Wow... just Wow, i know the game itself sucks but to fit all of that into 96k of memory.. thats crazy http://kk.kema.at/files/kkrieger-beta.zip also they did a tech demo with beter graphics in 177k http://www.theprodukkt.com/downloads/fr-041_debris.zip if only all games were coded like this, download speeds wouldn't be a problem then! NOTE: wont run on pc's with integrated graphics (intel, via, sis etc) to put this in perspective, this screen shot of the tech demo uses up more memory than the tech demo it'self!
That tech demo is utterly insane! With quality rivalling F.E.A.R. at a fraction of the size! I hope to see a LOT of this technology being used.
kkreiger has been around for years, it was when I first started hearing about that entire branch of developing images on the fly. Still awesome though...
Yeah, procedural image generation isn't new. It's just hard. Sure we could get games that fit into 10MB, but they'd take 10 years extra to develop. We have the storage space, and DVD readers and broadband internet (all of which are getting faster, bigger and cheaper all the time) so why do you care about an 8GB game? It makes them easier and cheaper to develop.
We should have something inbetween - I'm tired of having games that take up 8GB when you know that with a little effort the programmers could've given us something better. It really racks me off. Just because we're getting increasing space and speed of information transfer doesn't mean we can forget how to optimize programs. It's just lazy.
Most of the space in a game is down to assets, pre-recorded video, high resolution images, high quality sound and so-on. Remember that a DVD movie lasts for ~6hrs including extras, but fits onto a 9GB disc easily with no complaints.
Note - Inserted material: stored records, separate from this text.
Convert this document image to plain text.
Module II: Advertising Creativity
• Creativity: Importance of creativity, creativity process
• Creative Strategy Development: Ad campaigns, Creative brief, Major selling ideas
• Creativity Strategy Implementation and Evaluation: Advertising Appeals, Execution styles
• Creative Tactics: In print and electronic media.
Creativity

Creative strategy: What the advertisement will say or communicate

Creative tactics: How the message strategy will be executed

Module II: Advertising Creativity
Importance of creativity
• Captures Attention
well take your favorite game, open the install folder and look at the size of the exe plus the few dlls present, thats the size of the game, the rest of the space is assets. trust me you dont want a programmer doing your graphics, we are good at the "making things work" part not the "making things pretty" part. Also noticed how long the load time for the kkrieger demos is, beofre launching it has to procedurally generate all the textures, vertices, etc, store them, etc... Often cases apps like that will use more memory to run than conventional apps since assets cant be swapped/loaded from disk as need be.
Why can't it just procedurally generate the textures when we install the game? I know it wouldn't save a lot, but anything is a bonus now that digital distribution is starting to take off more and more.
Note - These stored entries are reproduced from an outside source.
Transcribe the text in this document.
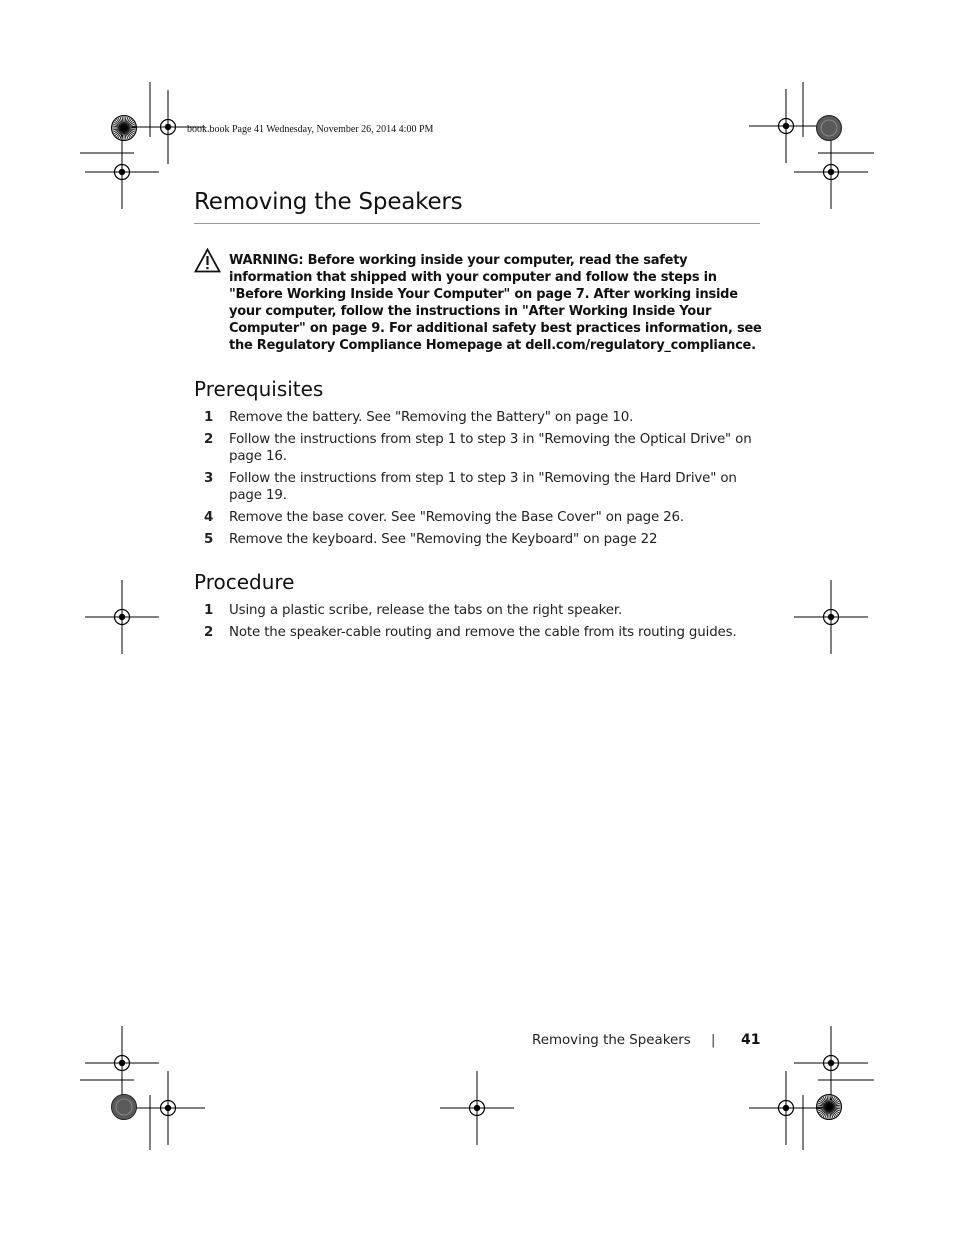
book.book Page 41 Wednesday, November 26, 2014 4:00 PM
Removing the Speakers

WARNING: Before working inside your computer, read the safety information that shipped with your computer and follow the steps in "Before Working Inside Your Computer" on page 7. After working inside your computer, follow the instructions in "After Working Inside Your Computer" on page 9. For additional safety best practices information, see the Regulatory Compliance Homepage at dell.com/regulatory_compliance.

Prerequisites
1 Remove the battery. See "Removing the Battery" on page 10.
2 Follow the instructions from step 1 to step 3 in "Removing the Optical Drive" on page 16.
3 Follow the instructions from step 1 to step 3 in "Removing the Hard Drive" on page 19.
4 Remove the base cover. See "Removing the Base Cover" on page 26.
5 Remove the keyboard. See "Removing the Keyboard" on page 22
Procedure
1 Using a plastic scribe, release the tabs on the right speaker.
2 Note the speaker-cable routing and remove the cable from its routing guides.
Removing the Speakers | 41
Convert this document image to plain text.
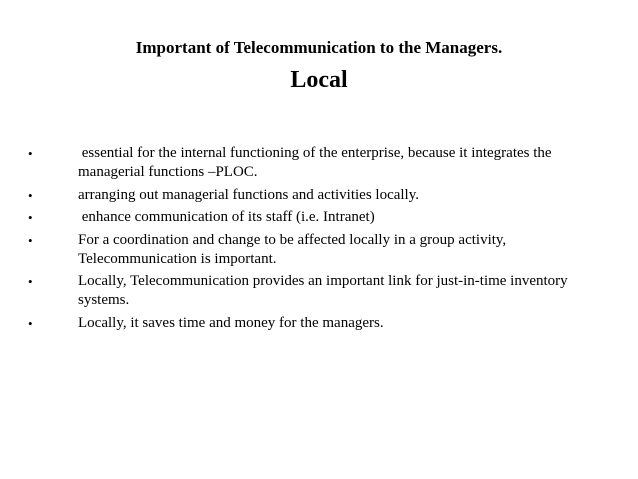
Important of Telecommunication to the Managers.
Local
•	essential for the internal functioning of the enterprise, because it integrates the managerial functions –PLOC.
•	arranging out managerial functions and activities locally.
•	enhance communication of its staff (i.e. Intranet)
•	For a coordination and change to be affected locally in a group activity, Telecommunication is important.
•	Locally, Telecommunication provides an important link for just-in-time inventory systems.
•	Locally, it saves time and money for the managers.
the problem with that is if you look at the scene, most of the texture are repetitive and so can be procedurally generated, so for materials such as brick, stone, etc it's easy to procedurally generate textures. but what about for uniforms, faces, weapons, rocks, back drops, flags, signs, etc... you cant procedurally generate these. They have too much detail, and we as consumers want realism, not brick walls that look identical etc... If you look at the credits of a game, the programming team is like 10 guys maybe, then the artists list starts, and goes on and on and on... a game's 3d engine is pretty much just a model/texture loader and scene controller. The reasons the games look so good is not because of programmers but because of artists.
Holy. I just compiled around a 700 line 3d program and the exe takes up 9 hundred K. Obviously these guys are probably calling almost everything from in built functions. That said I just compiled the bit that inits the 3D on it's own and that takes 800K so, granted it's not the best language for memory management. (I'd code in C++ but I never learned Direct X and I'm really not all that familiar with it yet) Aren't most of these procedularly generated anyway but then saved as a file to cut loading times?
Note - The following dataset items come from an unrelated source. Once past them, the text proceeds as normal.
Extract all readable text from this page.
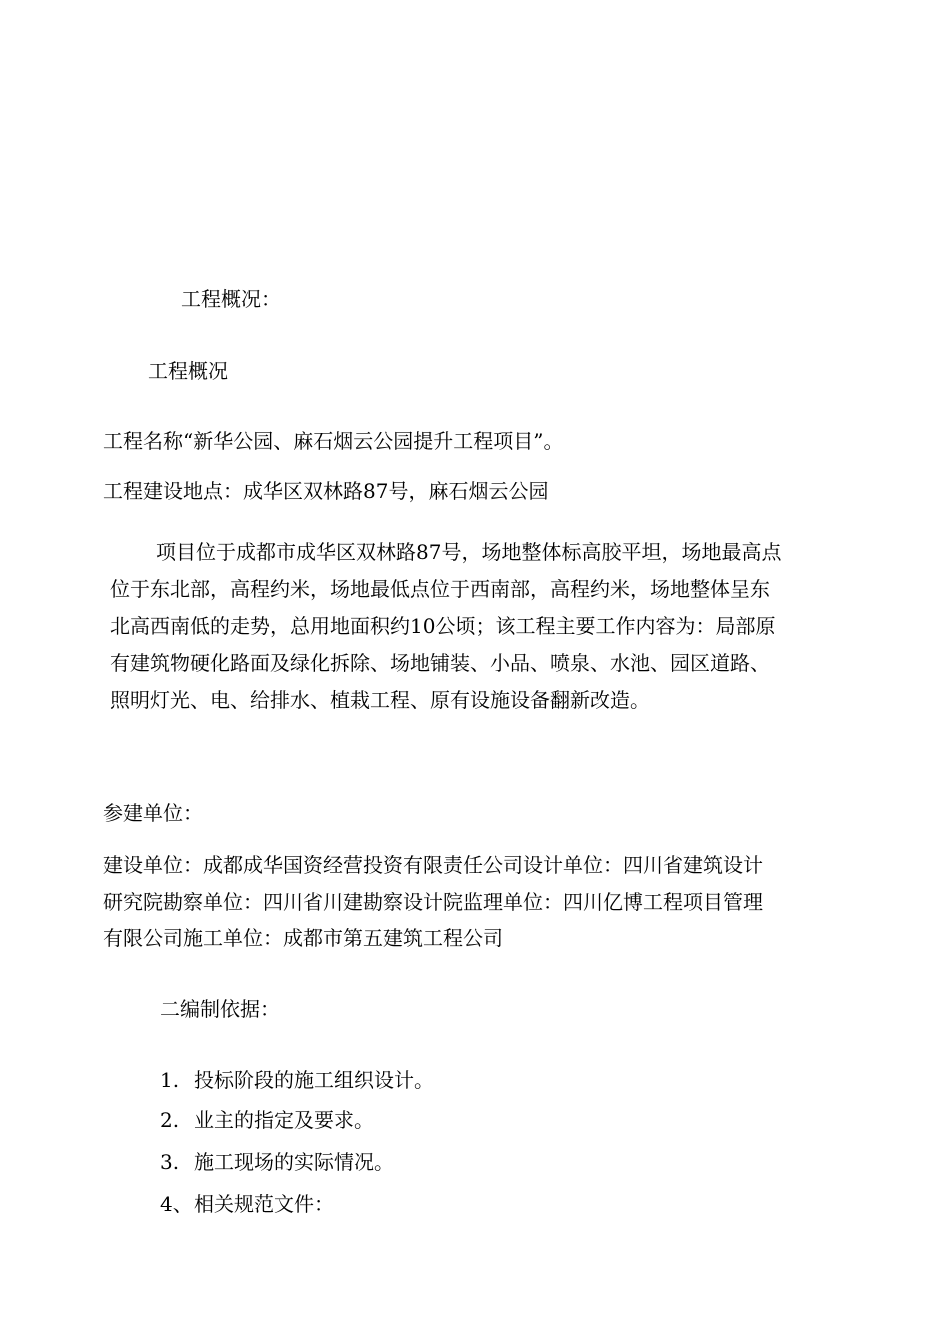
工程概况：
工程概况
工程名称“新华公园、麻石烟云公园提升工程项目”。
工程建设地点：成华区双林路87号，麻石烟云公园
项目位于成都市成华区双林路87号，场地整体标高胶平坦，场地最高点
位于东北部，高程约米，场地最低点位于西南部，高程约米，场地整体呈东
北高西南低的走势，总用地面积约10公顷；该工程主要工作内容为：局部原
有建筑物硬化路面及绿化拆除、场地铺装、小品、喷泉、水池、园区道路、
照明灯光、电、给排水、植栽工程、原有设施设备翻新改造。
参建单位：
建设单位：成都成华国资经营投资有限责任公司设计单位：四川省建筑设计
研究院勘察单位：四川省川建勘察设计院监理单位：四川亿博工程项目管理
有限公司施工单位：成都市第五建筑工程公司
二编制依据：
1. 投标阶段的施工组织设计。
2. 业主的指定及要求。
3. 施工现场的实际情况。
4、相关规范文件：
Not a chance, and I wouldn't say that to a dedicated texture artist if I were you. The only proecedural component in the creation of most textures is the use of filters or effects in a program like photoshop. Beyond that it's almost always done 'by hand' (or rather, by mouse or tablet). Sure, plenty of texture artists will 'cheat' slightly when generating bump maps/normal maps or when applying filtered grain to a grit texture or the like, but there's a good reason why a game's textures aren't produced in a single day.
I'm not saying they should cut out texture artists, quite the opposite infact! I think that the artists should create the textures as they do now, then the programmers use their skills to make the texture the artist designed be created procedurally.
you dont understand what procedural textures are, they are textures created by a function. Whether that function is a simple red for 3 blocks then white for 1 block or something more complicated like a noise function is irrelevant. The fact is that its a mathematically definably function. You cannot define a human face with a simple math function. There are no benefits to procedural textures apart from storage reduction, in a world where hard drive space and dvd media is so cheap, it makes no sense.